The case opened up a Pandora’s Box. The men’s lawyers had argued in court that their arrest was a classic case of racial prejudice, and in violation of Canadian law. They had also questioned why only 19 of the 400 students in the school, who had been accused of obtaining fake degrees had been arrested. The lawyers maintained it was because of the men’s Muslim identity and the fact that they hailed from the Punjab in Pakistan, cited as a “hotbed of extremism and Talibanisation” in the RCMP report. However, no remedial action was taken by the Canadian authorities.
Furthermore, according to the men, their tribulations did not end with their deportation. Said Asif Aziz, “The flashing of our pictures all over the world as alleged terrorists destroyed our careers, shattered the prospects of good jobs and further study for us and subjected us and our families to immense mental torture and suffering.”

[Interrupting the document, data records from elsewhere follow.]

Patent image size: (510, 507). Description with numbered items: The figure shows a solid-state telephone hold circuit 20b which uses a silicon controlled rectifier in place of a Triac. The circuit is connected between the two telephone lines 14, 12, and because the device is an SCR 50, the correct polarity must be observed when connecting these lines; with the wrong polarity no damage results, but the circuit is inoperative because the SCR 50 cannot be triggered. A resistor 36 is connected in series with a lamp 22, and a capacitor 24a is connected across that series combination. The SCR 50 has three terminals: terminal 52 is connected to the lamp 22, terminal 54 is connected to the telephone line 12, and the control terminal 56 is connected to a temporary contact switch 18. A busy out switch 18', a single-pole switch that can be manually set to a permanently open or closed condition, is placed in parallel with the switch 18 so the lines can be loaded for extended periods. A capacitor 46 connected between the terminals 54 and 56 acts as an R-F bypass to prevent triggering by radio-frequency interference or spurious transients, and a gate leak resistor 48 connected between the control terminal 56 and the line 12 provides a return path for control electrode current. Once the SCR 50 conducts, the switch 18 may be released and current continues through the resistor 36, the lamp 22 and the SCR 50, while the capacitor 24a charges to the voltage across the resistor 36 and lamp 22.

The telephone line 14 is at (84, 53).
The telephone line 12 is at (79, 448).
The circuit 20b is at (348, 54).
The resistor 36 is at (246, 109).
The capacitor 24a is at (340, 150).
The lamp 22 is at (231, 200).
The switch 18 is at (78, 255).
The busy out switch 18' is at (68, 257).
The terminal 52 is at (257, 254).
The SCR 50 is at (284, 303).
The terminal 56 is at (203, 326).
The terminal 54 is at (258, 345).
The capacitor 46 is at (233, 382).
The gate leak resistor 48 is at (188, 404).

Then there was the ordeal they faced when they arrived in Pakistan. The immigration authorities, FIA, and police department did a thorough interrogation of the men at the airport, and subsequently in their respective offices. “Instead of sympathising with us, our own law enforcers made us feel we had committed a crime,” said Awan. This, despite the fact that the Pakistani High Commission in Ottawa had sent them letters informing them that the Canadian government had informed the former through a letter that we had no charges against us in respect of national security.”
An understandably bitter Asif disclosed, “Now we are seeking a public apology from the Canadian government, the issuance of clearance certificates of all charges against us and compensation according to the law.” He added that the Human Rights Commission of Pakistan (HRCP) and its director Asma Jahangir had been of great help in this regard.

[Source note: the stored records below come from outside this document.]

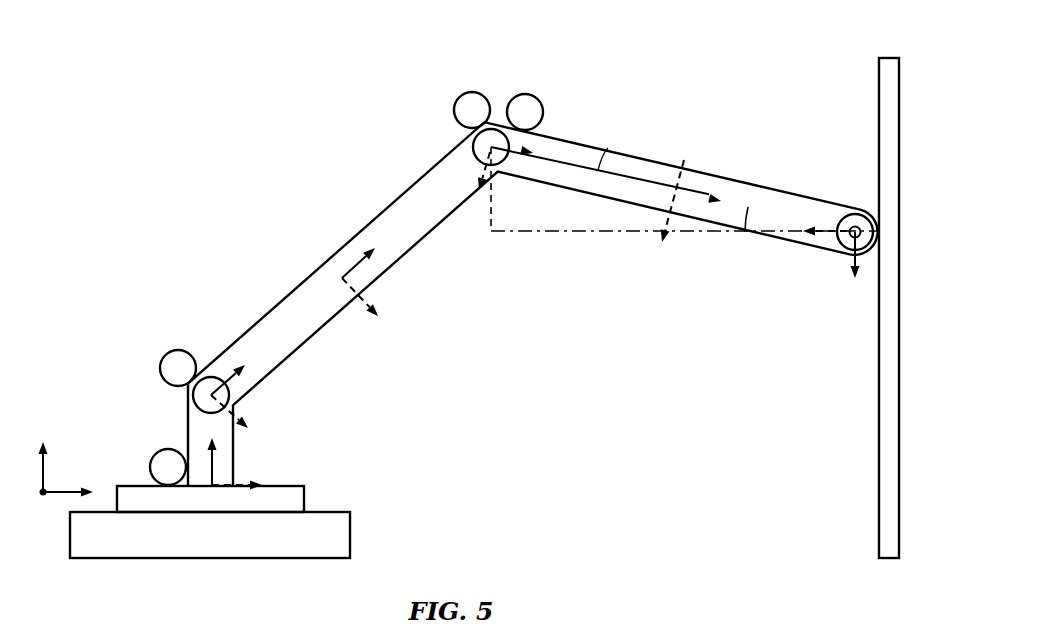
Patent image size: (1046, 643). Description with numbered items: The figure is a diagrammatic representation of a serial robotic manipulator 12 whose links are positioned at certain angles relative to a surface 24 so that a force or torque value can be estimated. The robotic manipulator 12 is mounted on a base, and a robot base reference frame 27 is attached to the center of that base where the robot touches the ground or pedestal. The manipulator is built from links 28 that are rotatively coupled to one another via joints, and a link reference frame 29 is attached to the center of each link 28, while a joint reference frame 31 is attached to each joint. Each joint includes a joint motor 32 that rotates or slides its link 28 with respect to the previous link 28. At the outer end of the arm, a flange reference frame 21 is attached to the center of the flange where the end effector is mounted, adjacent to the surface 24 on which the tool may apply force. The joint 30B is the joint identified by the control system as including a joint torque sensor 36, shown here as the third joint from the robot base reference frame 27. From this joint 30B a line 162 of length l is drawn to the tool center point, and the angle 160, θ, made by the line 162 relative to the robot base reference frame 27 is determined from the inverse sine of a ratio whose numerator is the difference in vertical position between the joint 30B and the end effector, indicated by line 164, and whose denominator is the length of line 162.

The robotic manipulator 12 is at (206, 60).
The flange reference frame 21 is at (848, 262).
The surface 24 is at (879, 124).
The robot base reference frame 27 is at (42, 481).
The link 28 is at (188, 431).
The link reference frame 29 is at (339, 280).
The joint 30B is at (470, 140).
The joint reference frame 31 is at (230, 374).
The joint motor 32 is at (173, 350).
The joint torque sensor 36 is at (470, 93).
The angle 160 is at (751, 219).
The line 162 is at (608, 148).
The line 164 is at (490, 210).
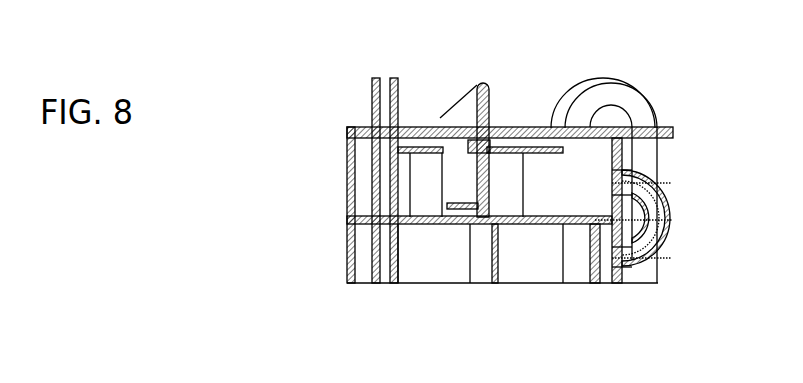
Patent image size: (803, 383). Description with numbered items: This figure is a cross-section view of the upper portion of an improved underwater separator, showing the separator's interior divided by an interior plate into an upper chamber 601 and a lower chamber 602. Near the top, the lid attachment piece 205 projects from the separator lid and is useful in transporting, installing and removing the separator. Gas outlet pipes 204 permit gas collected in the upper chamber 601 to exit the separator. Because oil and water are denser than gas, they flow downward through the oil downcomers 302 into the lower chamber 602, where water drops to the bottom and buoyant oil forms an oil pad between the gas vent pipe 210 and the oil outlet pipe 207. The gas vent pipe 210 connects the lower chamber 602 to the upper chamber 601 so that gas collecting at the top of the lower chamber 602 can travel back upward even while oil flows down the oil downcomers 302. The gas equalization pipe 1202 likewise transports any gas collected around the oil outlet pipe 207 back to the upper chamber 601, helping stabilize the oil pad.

The gas outlet pipe 204 is at (632, 97).
The lid attachment piece 205 is at (490, 85).
The oil outlet pipe 207 is at (385, 85).
The gas vent pipe 210 is at (635, 257).
The oil downcomer 302 is at (485, 268).
The upper chamber 601 is at (560, 187).
The lower chamber 602 is at (430, 258).
The gas equalization pipe 1202 is at (400, 284).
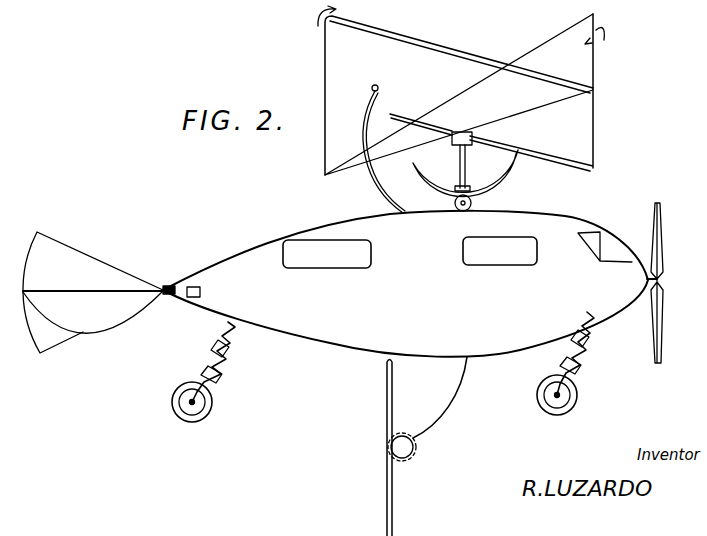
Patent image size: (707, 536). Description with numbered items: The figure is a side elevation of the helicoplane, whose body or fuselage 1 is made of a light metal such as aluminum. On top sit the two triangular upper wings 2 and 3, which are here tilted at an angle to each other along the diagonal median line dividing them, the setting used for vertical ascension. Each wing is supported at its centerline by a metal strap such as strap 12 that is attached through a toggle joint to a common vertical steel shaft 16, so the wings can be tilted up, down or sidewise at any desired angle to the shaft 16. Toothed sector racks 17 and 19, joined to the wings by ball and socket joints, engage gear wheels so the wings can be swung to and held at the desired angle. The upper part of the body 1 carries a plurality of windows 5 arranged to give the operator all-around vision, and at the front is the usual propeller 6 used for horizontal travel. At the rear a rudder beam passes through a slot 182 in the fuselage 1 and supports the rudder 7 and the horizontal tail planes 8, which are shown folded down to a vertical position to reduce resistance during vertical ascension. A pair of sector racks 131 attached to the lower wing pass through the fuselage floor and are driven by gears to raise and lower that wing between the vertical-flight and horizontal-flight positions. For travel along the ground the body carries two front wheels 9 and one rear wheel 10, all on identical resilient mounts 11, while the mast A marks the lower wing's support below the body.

The body or fuselage 1 is at (405, 284).
The upper wing 2 is at (330, 72).
The upper wing 3 is at (593, 139).
The windows 5 is at (362, 251).
The propeller 6 is at (473, 203).
The rudder 7 is at (75, 258).
The horizontal tail planes 8 is at (112, 326).
The front wheels 9 is at (570, 400).
The rear wheel 10 is at (182, 408).
The resilient mounts 11 is at (222, 373).
The metal strap 12 is at (406, 121).
The vertical steel shaft 16 is at (460, 164).
The sector rack 17 is at (504, 167).
The sector rack 19 is at (377, 188).
The sector racks 131 is at (437, 418).
The slot 182 is at (170, 276).
The mast A is at (390, 468).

“We are pursuing their case with the Canadian authorities and plan to sue the Canadian government. We are seeking an apology and compensation,” said Jahangir, adding that she was hopeful of achieving those objectives. She continued, “The systematic abuse of rights and denial of due legal process will only strengthen the hands of militant forces who preach hatred in the name of religion.”
Back home the men maintain that their image of Canada being a free and fair country had drastically changed after their horrific ordeal. Said Asif, their defence counsel, arguing before the court, had likened their situation to that of Japanese-Canadian nationals during World War II who were interned in detention camps and later deported in the name of national security, and he couldn’t help but agree with the analogy. He also said the media campaign against them was so effective in stirring up racial hatred against the Muslims that even their lawyer had received threats for “supporting terrorists” by racial extremist groups in Canada. “Rocco Galati who had announced he would sue the Canadian government, was issued life threats by more than one group,” he maintained.